34. ДВАДЦАТЬ ДВЕ ЗАПОВЕДИ МАЙОРА ВАЙНШТОКА
Они висят на стене, прямо над моей железной койкой. Книг все еще не дают, и 22 заповеди — пока единственное доступное мне печатное слово. Я штудирую его до одурения.
Весь опус делится на три неравные части: "Заключенные обязаны", "Заключенным разрешается" и самый длинный раздел — "Заключенным запрещается".

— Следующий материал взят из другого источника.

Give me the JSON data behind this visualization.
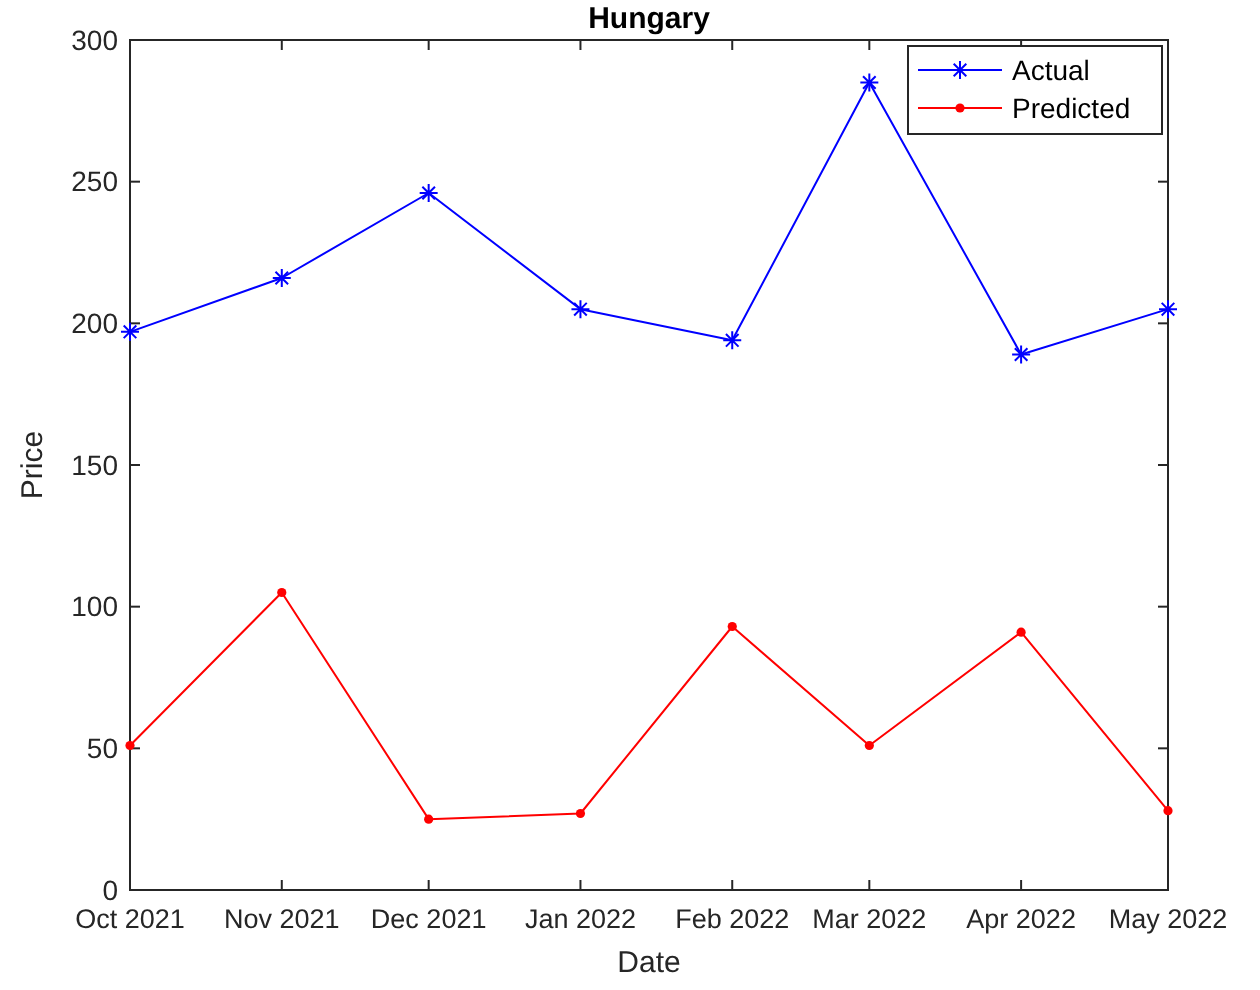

Заключенные обязаны были безоговорочно выполнять все распоряжения тюремной администрации, производить в установленные дни уборку камеры, выносить два раза в день нечистоты.

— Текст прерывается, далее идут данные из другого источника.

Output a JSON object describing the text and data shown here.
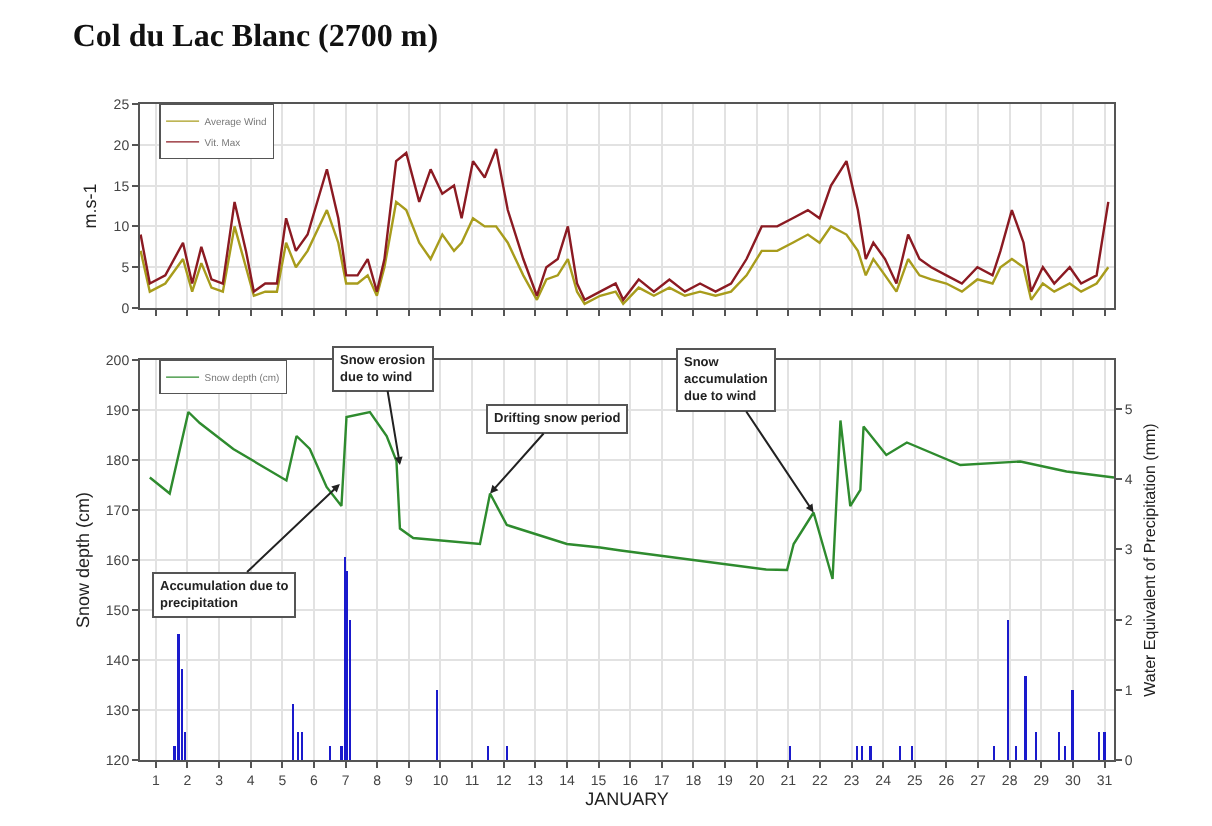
{
  "chart_data": [
    {
      "type": "line",
      "title": "Col du Lac Blanc (2700 m)",
      "ylabel": "m.s-1",
      "xlim": [
        0.5,
        31.3
      ],
      "xticks": [
        {
          "value": 1,
          "label": null
        },
        {
          "value": 2,
          "label": null
        },
        {
          "value": 3,
          "label": null
        },
        {
          "value": 4,
          "label": null
        },
        {
          "value": 5,
          "label": null
        },
        {
          "value": 6,
          "label": null
        },
        {
          "value": 7,
          "label": null
        },
        {
          "value": 8,
          "label": null
        },
        {
          "value": 9,
          "label": null
        },
        {
          "value": 10,
          "label": null
        },
        {
          "value": 11,
          "label": null
        },
        {
          "value": 12,
          "label": null
        },
        {
          "value": 13,
          "label": null
        },
        {
          "value": 14,
          "label": null
        },
        {
          "value": 15,
          "label": null
        },
        {
          "value": 16,
          "label": null
        },
        {
          "value": 17,
          "label": null
        },
        {
          "value": 18,
          "label": null
        },
        {
          "value": 19,
          "label": null
        },
        {
          "value": 20,
          "label": null
        },
        {
          "value": 21,
          "label": null
        },
        {
          "value": 22,
          "label": null
        },
        {
          "value": 23,
          "label": null
        },
        {
          "value": 24,
          "label": null
        },
        {
          "value": 25,
          "label": null
        },
        {
          "value": 26,
          "label": null
        },
        {
          "value": 27,
          "label": null
        },
        {
          "value": 28,
          "label": null
        },
        {
          "value": 29,
          "label": null
        },
        {
          "value": 30,
          "label": null
        },
        {
          "value": 31,
          "label": null
        }
      ],
      "ylim": [
        0,
        25
      ],
      "yticks": [
        0,
        5,
        10,
        15,
        20,
        25
      ],
      "grid": true,
      "legend": "top left",
      "tick_labels": "y",
      "x": [
        0.52,
        0.81,
        1.3,
        1.86,
        2.15,
        2.44,
        2.76,
        3.12,
        3.49,
        3.85,
        4.1,
        4.46,
        4.83,
        5.12,
        5.43,
        5.8,
        6.41,
        6.77,
        7.02,
        7.38,
        7.7,
        7.99,
        8.23,
        8.6,
        8.92,
        9.33,
        9.69,
        10.06,
        10.43,
        10.67,
        11.03,
        11.4,
        11.76,
        12.13,
        12.62,
        13.05,
        13.35,
        13.71,
        14.03,
        14.32,
        14.56,
        15.05,
        15.54,
        15.78,
        16.27,
        16.75,
        17.24,
        17.73,
        18.21,
        18.7,
        19.19,
        19.68,
        20.16,
        20.65,
        21.14,
        21.62,
        21.99,
        22.35,
        22.84,
        23.2,
        23.45,
        23.69,
        24.06,
        24.42,
        24.79,
        25.15,
        25.52,
        26.0,
        26.49,
        26.98,
        27.46,
        27.71,
        28.07,
        28.44,
        28.68,
        29.05,
        29.41,
        29.9,
        30.26,
        30.75,
        31.12
      ],
      "series": [
        {
          "name": "Average Wind",
          "color": "#a89c1c",
          "values": [
            7,
            2,
            3,
            6,
            2,
            5.5,
            2.5,
            2,
            10,
            5,
            1.5,
            2,
            2,
            8,
            5,
            7,
            12,
            8,
            3,
            3,
            4,
            1.5,
            5,
            13,
            12,
            8,
            6,
            9,
            7,
            8,
            11,
            10,
            10,
            8,
            4,
            1,
            3.5,
            4,
            6,
            2,
            0.5,
            1.5,
            2,
            0.5,
            2.5,
            1.5,
            2.5,
            1.5,
            2,
            1.5,
            2,
            4,
            7,
            7,
            8,
            9,
            8,
            10,
            9,
            7,
            4,
            6,
            4,
            2,
            6,
            4,
            3.5,
            3,
            2,
            3.5,
            3,
            5,
            6,
            5,
            1,
            3,
            2,
            3,
            2,
            3,
            5
          ]
        },
        {
          "name": "Vit. Max",
          "color": "#8b1a22",
          "values": [
            9,
            3,
            4,
            8,
            3,
            7.5,
            3.5,
            3,
            13,
            7,
            2,
            3,
            3,
            11,
            7,
            9,
            17,
            11,
            4,
            4,
            6,
            2,
            6,
            18,
            19,
            13,
            17,
            14,
            15,
            11,
            18,
            16,
            19.5,
            12,
            6,
            1.5,
            5,
            6,
            10,
            3,
            1,
            2,
            3,
            1,
            3.5,
            2,
            3.5,
            2,
            3,
            2,
            3,
            6,
            10,
            10,
            11,
            12,
            11,
            15,
            18,
            12,
            6,
            8,
            6,
            3,
            9,
            6,
            5,
            4,
            3,
            5,
            4,
            7,
            12,
            8,
            2,
            5,
            3,
            5,
            3,
            4,
            13
          ]
        }
      ]
    },
    {
      "type": "line",
      "xlabel": "JANUARY",
      "ylabel": "Snow depth (cm)",
      "y2label": "Water Equivalent of Precipitation (mm)",
      "xlim": [
        0.5,
        31.3
      ],
      "xticks": [
        1,
        2,
        3,
        4,
        5,
        6,
        7,
        8,
        9,
        10,
        11,
        12,
        13,
        14,
        15,
        16,
        17,
        18,
        19,
        20,
        21,
        22,
        23,
        24,
        25,
        26,
        27,
        28,
        29,
        30,
        31
      ],
      "ylim": [
        120,
        200
      ],
      "yticks": [
        120,
        130,
        140,
        150,
        160,
        170,
        180,
        190,
        200
      ],
      "y2lim": [
        0,
        5.7
      ],
      "y2ticks": [
        0,
        1,
        2,
        3,
        4,
        5
      ],
      "grid": true,
      "legend": "top left",
      "annotations": [
        {
          "text": "Accumulation due to\nprecipitation",
          "x": 6.82,
          "y": 175.2
        },
        {
          "text": "Snow erosion\ndue to wind",
          "x": 8.72,
          "y": 179
        },
        {
          "text": "Drifting snow period",
          "x": 11.57,
          "y": 173.3
        },
        {
          "text": "Snow\naccumulation\ndue to wind",
          "x": 21.8,
          "y": 169.5
        }
      ],
      "series": [
        {
          "name": "Snow depth (cm)",
          "color": "#2e8b2e",
          "x": [
            0.81,
            1.44,
            2.03,
            2.39,
            3.45,
            5.13,
            5.45,
            5.87,
            6.4,
            6.87,
            7.03,
            7.77,
            8.3,
            8.61,
            8.72,
            9.14,
            11.25,
            11.57,
            12.1,
            14,
            15.05,
            15.7,
            20.3,
            20.96,
            21.17,
            21.8,
            22.4,
            22.65,
            22.96,
            23.28,
            23.38,
            24.1,
            24.75,
            26.44,
            28.34,
            29.8,
            31.3
          ],
          "values": [
            176.5,
            173.3,
            189.6,
            187.4,
            182.2,
            175.9,
            184.8,
            182.2,
            174.6,
            170.8,
            188.6,
            189.6,
            184.8,
            179.8,
            166.3,
            164.4,
            163.2,
            173.3,
            167,
            163.2,
            162.5,
            161.9,
            158.1,
            158,
            163.2,
            169.5,
            156.2,
            187.9,
            170.8,
            174,
            186.7,
            181,
            183.5,
            179,
            179.7,
            177.7,
            176.5
          ]
        },
        {
          "type": "bar",
          "axis": "y2",
          "color": "#1a1acc",
          "x": [
            1.59,
            1.72,
            1.82,
            1.93,
            5.35,
            5.5,
            5.62,
            6.5,
            6.87,
            6.97,
            7.05,
            7.13,
            9.88,
            11.5,
            12.1,
            21.06,
            23.17,
            23.34,
            23.6,
            24.54,
            24.9,
            27.5,
            27.96,
            28.2,
            28.5,
            28.84,
            29.56,
            29.75,
            29.99,
            30.83,
            31.0
          ],
          "values": [
            0.2,
            1.8,
            1.3,
            0.4,
            0.8,
            0.4,
            0.4,
            0.2,
            0.2,
            2.9,
            2.7,
            2,
            1,
            0.2,
            0.2,
            0.2,
            0.2,
            0.2,
            0.2,
            0.2,
            0.2,
            0.2,
            2,
            0.2,
            1.2,
            0.4,
            0.4,
            0.2,
            1,
            0.4,
            0.4
          ]
        }
      ]
    }
  ]
}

Разрешалось переписываться (в принципе, а конкретно требовалось индивидуальное разрешение начальника тюрьмы) с ближайшими родственниками, к которым причислялись только родители, супруги и дети. Им можно было отправлять 2 письма и столько же получать. От этих же ближайших разрешалось получать не свыше 50 рублей в месяц и на эти деньги выписывать продукты из тюремного ларька. Можно было пользоваться прогулкой, длительность которой устанавливалась начальником тюрьмы, и получать из тюремной библиотеки 2 книги на 10 дней.
Этими благами исчерпывался гуманизм майора Вайнштока. Зато раздел "Заключенным запрещается" был разработан весьма досконально, с похвальным знанием дела. Запрещалось подходить к окну и садиться спиной к двери. Делать пометки в книгах и перестукиваться с соседями. Запрещалось разговаривать (с кем бы это?) и даже петь (!) в камере. И еще многое, многое другое.
В конце разъяснялось, каким наказаниям будут подвергнуты заключенные за нарушение этих запретов. Здесь со вкусом перечислялся весь арсенал тюремных средств. Лишение прогулки, библиотеки, ларька, переписки, заключение в карцер и, наконец, отдача под суд.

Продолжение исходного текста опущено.